I have been seriously slacking! I wrote about more Otter fun without ever mentioning Otter before…I hope Otter and Sam will forgive me. Otter lives with Otter Keeper and together they celebrate Halloween, talk about school and Otter even goes to outer space…in addition to starting her own school. This is such a fun series with great illustrations. I can’t get enough of Otter.
Back in 2013, I had added The Naturals as a “to read” book. Unfortunately I forgot about it until just a couple weeks ago when I re-discovered it after reading Barnes’s Fixer series. In a way I am glad that I forgot about it because I have plowed through all three books in a just a couple weeks…and now I have to wait for book 4….until November….
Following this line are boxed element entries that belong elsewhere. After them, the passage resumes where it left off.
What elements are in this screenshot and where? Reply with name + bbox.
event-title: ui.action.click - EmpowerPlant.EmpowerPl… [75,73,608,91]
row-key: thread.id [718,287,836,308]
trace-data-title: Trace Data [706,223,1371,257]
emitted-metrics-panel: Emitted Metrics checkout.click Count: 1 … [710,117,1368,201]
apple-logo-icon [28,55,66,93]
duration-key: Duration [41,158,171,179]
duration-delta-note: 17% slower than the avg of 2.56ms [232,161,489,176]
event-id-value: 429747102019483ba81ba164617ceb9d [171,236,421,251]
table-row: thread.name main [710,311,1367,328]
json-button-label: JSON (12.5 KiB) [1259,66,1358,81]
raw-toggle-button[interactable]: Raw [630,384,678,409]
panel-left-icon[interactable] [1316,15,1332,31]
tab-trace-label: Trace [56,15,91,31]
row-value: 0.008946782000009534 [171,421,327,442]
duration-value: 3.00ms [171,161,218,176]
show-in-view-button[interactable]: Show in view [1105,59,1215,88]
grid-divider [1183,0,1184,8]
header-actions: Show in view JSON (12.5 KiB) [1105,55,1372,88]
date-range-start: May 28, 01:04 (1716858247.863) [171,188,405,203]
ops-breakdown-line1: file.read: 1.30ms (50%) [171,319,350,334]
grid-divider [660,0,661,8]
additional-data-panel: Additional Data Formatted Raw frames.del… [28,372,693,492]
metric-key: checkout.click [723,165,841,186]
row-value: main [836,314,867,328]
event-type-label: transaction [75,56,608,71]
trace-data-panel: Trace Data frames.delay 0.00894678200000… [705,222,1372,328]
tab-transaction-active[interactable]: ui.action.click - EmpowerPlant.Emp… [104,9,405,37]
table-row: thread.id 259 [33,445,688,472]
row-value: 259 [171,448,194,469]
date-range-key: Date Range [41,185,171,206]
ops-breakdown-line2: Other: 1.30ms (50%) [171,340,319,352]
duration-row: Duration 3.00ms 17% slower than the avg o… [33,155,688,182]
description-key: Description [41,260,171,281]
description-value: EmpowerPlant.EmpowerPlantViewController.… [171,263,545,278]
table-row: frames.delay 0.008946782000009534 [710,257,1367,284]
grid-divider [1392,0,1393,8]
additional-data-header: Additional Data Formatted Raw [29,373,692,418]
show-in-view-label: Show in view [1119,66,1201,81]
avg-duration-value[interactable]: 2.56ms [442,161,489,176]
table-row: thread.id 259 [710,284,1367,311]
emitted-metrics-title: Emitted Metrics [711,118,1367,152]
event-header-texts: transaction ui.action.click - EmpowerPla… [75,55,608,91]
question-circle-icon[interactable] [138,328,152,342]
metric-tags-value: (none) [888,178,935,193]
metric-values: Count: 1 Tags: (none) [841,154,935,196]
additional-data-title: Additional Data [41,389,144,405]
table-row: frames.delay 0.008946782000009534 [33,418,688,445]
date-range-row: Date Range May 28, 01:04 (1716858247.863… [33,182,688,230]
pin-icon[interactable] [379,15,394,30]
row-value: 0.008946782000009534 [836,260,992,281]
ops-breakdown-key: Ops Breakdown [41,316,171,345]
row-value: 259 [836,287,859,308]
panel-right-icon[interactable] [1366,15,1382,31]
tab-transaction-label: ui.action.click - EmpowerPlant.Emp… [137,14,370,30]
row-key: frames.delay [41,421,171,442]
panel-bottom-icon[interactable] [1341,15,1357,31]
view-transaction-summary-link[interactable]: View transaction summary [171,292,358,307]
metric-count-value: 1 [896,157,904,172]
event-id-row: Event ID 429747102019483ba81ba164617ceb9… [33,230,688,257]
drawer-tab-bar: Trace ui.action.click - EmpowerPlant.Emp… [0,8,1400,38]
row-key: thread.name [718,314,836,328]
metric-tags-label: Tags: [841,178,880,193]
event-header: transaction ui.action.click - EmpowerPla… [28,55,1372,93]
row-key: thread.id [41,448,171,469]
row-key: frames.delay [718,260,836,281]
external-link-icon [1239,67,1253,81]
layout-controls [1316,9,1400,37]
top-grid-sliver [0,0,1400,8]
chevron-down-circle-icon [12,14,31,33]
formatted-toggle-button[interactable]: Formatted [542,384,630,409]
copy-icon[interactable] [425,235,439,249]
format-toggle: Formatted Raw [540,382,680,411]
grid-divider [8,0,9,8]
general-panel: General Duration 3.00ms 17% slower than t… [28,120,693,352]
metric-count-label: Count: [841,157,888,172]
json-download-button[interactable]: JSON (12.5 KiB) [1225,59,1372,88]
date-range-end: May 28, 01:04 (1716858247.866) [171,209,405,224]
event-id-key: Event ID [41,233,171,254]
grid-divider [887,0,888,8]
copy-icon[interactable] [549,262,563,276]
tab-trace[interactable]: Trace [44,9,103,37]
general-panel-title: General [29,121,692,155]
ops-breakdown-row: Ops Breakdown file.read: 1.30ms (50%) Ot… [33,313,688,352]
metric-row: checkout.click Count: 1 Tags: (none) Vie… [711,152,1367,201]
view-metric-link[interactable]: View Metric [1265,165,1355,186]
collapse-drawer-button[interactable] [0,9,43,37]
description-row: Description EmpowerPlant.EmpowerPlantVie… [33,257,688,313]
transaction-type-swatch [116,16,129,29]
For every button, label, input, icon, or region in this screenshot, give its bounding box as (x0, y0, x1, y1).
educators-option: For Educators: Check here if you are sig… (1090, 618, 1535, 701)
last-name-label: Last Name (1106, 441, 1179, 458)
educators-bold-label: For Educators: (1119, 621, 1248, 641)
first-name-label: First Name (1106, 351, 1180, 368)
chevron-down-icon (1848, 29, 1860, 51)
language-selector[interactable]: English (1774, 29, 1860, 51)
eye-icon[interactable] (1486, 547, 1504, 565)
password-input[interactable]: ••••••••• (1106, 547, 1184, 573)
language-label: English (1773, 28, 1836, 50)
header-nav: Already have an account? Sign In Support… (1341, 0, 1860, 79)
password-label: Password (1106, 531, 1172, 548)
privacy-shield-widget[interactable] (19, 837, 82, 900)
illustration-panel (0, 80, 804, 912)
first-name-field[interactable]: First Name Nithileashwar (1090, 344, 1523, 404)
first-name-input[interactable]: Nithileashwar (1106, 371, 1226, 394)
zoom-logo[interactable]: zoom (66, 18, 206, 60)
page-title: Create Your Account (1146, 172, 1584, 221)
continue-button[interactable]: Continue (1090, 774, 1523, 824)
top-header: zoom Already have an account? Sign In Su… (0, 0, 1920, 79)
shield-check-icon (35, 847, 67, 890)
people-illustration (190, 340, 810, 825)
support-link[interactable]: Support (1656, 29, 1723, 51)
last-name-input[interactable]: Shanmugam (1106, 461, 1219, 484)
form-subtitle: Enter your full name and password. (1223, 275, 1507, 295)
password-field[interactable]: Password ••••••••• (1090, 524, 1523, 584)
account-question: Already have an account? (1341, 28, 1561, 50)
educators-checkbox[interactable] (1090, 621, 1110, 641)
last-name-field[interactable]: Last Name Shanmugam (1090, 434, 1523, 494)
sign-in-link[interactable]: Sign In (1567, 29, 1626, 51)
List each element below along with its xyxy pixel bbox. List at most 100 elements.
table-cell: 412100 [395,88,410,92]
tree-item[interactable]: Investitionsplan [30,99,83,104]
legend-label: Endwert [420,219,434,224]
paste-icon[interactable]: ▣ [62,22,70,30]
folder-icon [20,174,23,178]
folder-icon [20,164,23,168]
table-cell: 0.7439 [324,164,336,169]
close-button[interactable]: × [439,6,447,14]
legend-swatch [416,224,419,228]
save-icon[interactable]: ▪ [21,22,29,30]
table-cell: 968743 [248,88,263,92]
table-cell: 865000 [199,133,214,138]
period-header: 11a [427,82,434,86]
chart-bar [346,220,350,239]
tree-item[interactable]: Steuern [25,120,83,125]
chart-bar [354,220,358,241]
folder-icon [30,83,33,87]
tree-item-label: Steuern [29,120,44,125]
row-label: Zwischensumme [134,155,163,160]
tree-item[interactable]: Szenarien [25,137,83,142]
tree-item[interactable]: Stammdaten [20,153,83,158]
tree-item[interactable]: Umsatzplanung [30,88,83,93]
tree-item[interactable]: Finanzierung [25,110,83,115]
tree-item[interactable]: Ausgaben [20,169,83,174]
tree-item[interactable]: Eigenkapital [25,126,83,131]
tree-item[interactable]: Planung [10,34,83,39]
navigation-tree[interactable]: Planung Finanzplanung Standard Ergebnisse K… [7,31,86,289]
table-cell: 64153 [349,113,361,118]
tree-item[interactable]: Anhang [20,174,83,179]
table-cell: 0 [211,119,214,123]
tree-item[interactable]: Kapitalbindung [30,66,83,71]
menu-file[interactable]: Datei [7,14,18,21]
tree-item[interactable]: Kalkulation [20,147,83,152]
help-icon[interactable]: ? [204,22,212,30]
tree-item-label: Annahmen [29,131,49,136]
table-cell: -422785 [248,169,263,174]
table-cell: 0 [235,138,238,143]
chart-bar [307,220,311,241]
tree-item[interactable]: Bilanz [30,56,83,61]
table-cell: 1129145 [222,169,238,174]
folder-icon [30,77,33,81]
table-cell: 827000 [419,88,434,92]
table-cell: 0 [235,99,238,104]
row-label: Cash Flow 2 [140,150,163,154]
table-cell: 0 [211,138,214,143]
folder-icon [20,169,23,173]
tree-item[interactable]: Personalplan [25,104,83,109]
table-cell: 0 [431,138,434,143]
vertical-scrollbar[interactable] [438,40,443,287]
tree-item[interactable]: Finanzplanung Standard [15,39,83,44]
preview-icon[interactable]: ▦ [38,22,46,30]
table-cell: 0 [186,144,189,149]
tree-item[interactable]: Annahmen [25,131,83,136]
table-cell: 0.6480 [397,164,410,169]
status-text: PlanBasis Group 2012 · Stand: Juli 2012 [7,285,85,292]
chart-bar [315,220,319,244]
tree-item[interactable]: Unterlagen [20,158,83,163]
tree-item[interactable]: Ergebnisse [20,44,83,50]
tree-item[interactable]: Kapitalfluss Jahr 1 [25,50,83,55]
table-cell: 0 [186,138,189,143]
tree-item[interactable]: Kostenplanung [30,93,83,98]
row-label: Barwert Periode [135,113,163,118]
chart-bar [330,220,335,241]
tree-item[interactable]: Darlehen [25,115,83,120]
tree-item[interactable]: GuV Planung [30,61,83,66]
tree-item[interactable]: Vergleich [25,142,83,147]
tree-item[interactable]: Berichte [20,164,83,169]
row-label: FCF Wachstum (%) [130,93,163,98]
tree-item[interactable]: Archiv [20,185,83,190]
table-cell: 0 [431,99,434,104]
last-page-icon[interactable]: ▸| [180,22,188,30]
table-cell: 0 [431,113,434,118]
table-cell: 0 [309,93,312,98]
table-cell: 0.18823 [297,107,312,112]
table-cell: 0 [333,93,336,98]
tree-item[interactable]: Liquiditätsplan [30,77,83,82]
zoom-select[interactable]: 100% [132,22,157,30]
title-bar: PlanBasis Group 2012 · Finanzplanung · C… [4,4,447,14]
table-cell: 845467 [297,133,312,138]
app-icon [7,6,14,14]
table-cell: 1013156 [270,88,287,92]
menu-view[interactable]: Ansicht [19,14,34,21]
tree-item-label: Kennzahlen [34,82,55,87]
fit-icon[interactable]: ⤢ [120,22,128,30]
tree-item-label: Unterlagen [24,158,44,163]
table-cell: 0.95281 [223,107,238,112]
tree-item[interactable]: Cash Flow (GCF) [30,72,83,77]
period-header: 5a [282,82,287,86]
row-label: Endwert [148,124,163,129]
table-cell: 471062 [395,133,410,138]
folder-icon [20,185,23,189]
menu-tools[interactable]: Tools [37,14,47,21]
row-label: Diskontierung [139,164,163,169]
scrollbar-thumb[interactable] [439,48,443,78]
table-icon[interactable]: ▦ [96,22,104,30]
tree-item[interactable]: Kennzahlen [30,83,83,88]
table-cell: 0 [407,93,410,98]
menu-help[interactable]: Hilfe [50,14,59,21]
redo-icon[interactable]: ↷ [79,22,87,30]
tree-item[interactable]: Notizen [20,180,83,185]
Cassie’s mother was murdered. It had always been just her and her mother so when her father didn’t want to take her, she was sent with his family and she learned to accept these people who hadn’t ever been a part of her life. However, Cassie has always been able to read people’s emotions and she is approached by a handsome boy close to her age, she decides to join The Naturals…a program used by the government but under the guise of a gifted schooling program. Cassie meets 4 other teens who all have special gifts. Will she learn to trust this band of misfits? Will she ever solve her mother’s murder? Will her father ever be a part of her life?
Jennifer Lynn Barnes has written many things. I found her just by chance. The first thing I read by her, The Fixer, had me turning the pages, wanting more the entire way through. Tess Kendrick has lived with her grandfather “gramps” for many years, after her parents were killed. Her sister, Ivy, is almost non-existent in her life and Tess is bitter about that. When Gramps dies, Tess thinks it will be easy to just live on her own, but Ivy has other plans for Tess.
Ivy is a “fixer” in the often turbulent city of Washington D.C. She fixes all kinds of problems and anytime that Tess wants to know more, Ivy shuts the door. Tess learns family secrets that she couldn’t ever imagine happened. These secrets barely begin to touch the surface of the Kendrick family as well as families of Tess’s new friends.